Join the youth-led WayWORD arts festival: 19-26 September

This guest blog was wriiten by Kirstie Lawie of the WayWORD Festival. She tells how the WayWord Festical bridges the gap between STEM and the arts.

The WayWORD Festival was devised by students at The University of Aberdeen to showcase art forms not usually appreciated by the canon of literary festivals. We wanted to branch out and touch corners of creativity that can be overlooked by the wider public and invite people from different backgrounds to discuss their practice.

Supported by the WORD Centre for Creative Writing at the University of Aberdeen, WayWORD celebrates arts, including literature, visual arts and performance, which all intersect with different themes and knowledge bases. That was where we discovered our tagline – Unconventional Forms of Expression. There are 47 events ranging from street art to animation to live author readings, and they almost all intersect between disciplines.

One of our events is explicitly STEM related: Climate Change with STEM Poets John Bolland, Mandy Haggith and Eveline Pye. We hope that this event will encourage others working in or studying STEM subjects to attend and dispel any myths that you have to chose between the arts OR sciences. The two disciplines can work in harmony and inform each other. By marrying such an important topic with a non-academic medium we hope to blend and bring people together from different disciplines.

Some of the events aren’t so obviously concerned with STEM. The ‘Neurodiversity, Disability and Creativity Panel’, featuring visual artist Jill Boyd, dance and performance-maker Claire Cunningham and poet Nuala Watt. The panellists will discuss the intersection between neurodiversity and disability with their creative work, and there is little doubt that medicine and science will come into discussion.

The Festival includes workshops in creative practise, including the Speaking of Sound: Online Sound Art Workshop with Nathan Wolek, who will be delivering the event live from the USA. The event combines the technology of sound recording equipment with the creativity of music production.

The University of Aberdeen has a long relationship with the writing of Nan Shepherd, a local writer and former student whose fame grew with the publication of her novel The Quarry Wood. This year, at WayWORD, we are drawing on her books A Pass in the Grampians and The Living Mountain as key texts in our discussions about nature writing, in both the Nature Writing Workshop with Zakiya McKenzie and the Nan Shepherd Event (with writer Zakiya McKenzie and composer Colin Riley). This is a perfect example of how STEM influences creativity – the sensations and realities of nature driving Nan’s writing.

It’s not only the event topics that are driven by STEM. The ‘new world’ of online learning has been a steep learning curve for the University but one which has been embraced so that we are accessible as possible.
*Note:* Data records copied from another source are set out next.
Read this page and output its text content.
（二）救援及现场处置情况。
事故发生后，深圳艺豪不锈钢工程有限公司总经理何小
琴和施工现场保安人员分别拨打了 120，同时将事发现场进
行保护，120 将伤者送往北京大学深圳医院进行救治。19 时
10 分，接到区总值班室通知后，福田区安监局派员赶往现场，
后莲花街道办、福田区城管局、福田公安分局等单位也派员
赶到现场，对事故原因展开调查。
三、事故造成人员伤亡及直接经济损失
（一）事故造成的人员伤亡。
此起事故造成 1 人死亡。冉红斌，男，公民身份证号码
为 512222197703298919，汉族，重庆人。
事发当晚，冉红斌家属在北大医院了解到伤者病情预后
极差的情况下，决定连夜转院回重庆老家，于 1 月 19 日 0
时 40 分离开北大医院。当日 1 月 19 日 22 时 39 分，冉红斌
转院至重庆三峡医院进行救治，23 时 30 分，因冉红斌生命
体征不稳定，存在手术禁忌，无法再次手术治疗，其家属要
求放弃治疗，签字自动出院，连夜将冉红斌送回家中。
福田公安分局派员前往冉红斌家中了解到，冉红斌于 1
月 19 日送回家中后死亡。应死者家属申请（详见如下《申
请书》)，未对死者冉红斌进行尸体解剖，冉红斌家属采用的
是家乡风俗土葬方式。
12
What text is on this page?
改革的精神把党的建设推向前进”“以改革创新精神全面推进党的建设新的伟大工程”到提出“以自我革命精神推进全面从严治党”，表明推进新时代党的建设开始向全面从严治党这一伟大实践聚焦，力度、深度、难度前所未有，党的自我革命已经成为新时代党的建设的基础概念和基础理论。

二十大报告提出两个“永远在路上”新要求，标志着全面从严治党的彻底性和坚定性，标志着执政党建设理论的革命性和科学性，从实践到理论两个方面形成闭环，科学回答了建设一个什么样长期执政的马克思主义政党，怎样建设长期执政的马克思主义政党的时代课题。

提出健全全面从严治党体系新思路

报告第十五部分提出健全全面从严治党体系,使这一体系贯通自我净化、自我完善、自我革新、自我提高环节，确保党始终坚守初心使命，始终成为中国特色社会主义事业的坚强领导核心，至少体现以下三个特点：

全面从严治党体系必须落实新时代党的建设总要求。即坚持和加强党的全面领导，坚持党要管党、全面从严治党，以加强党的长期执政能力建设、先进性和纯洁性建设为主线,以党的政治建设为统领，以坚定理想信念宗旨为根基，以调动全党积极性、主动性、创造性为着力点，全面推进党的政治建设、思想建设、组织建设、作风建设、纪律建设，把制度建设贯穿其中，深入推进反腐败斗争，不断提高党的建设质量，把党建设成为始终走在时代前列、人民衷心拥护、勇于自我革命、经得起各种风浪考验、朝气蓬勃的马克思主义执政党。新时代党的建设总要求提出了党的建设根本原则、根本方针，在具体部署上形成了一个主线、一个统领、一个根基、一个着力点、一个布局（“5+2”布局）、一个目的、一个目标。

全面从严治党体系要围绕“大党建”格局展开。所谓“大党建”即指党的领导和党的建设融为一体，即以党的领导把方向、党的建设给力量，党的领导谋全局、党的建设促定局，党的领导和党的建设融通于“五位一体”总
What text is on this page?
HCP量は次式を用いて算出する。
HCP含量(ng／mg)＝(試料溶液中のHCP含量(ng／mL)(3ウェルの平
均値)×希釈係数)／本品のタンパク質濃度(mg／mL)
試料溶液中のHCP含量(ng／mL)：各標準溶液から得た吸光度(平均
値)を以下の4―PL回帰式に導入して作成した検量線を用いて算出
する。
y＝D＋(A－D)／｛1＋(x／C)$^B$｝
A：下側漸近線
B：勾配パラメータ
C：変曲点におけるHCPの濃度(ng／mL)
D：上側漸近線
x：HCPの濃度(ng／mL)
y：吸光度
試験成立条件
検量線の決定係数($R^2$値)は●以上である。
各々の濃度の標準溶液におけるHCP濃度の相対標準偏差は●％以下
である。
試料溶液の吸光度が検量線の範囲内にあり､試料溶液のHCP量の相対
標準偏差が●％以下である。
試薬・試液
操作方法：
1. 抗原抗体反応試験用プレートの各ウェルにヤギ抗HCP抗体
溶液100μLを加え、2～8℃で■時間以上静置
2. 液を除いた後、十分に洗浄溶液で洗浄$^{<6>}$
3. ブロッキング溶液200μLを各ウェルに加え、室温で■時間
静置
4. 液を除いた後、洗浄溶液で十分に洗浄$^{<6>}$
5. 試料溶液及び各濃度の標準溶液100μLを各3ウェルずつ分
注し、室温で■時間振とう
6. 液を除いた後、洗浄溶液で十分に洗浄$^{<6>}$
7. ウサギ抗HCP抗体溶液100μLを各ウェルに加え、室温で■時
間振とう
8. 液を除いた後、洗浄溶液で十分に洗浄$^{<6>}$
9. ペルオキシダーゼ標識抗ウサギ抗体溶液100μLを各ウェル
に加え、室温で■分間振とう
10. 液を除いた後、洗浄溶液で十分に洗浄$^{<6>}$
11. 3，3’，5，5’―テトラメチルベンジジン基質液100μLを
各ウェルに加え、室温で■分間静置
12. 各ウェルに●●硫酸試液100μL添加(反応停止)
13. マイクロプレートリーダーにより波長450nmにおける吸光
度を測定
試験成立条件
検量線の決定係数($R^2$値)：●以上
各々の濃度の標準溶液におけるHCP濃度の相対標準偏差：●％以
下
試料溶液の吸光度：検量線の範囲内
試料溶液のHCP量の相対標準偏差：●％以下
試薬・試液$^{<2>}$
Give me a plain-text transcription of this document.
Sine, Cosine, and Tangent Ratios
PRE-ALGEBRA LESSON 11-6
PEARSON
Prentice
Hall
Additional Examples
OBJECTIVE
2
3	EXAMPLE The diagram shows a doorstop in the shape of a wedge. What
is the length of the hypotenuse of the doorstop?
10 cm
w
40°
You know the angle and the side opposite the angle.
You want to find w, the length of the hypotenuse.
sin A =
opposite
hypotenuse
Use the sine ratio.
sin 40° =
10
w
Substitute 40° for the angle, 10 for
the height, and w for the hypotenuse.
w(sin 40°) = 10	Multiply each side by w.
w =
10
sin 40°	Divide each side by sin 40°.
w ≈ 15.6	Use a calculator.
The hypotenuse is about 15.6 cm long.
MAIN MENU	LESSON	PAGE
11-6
Online streaming platforms have enabled us to use both live captioning and a wonderful on-screen BSL Interpreter. Moreover, last year’s festival was attended by a global audience.

What inspires the student committee, who both devise and run the events, is an interest in new ways of looking at the world. And, in essence, that is the same for those working or studying or interested in STEM – aquiring new information through which to view the world. Artsist and scientists simply go about this in different ways.

Tickets for WayWORD Festival are free and can be found at waywordfestival.com. There will be closed captions and BSL available throughout the festival.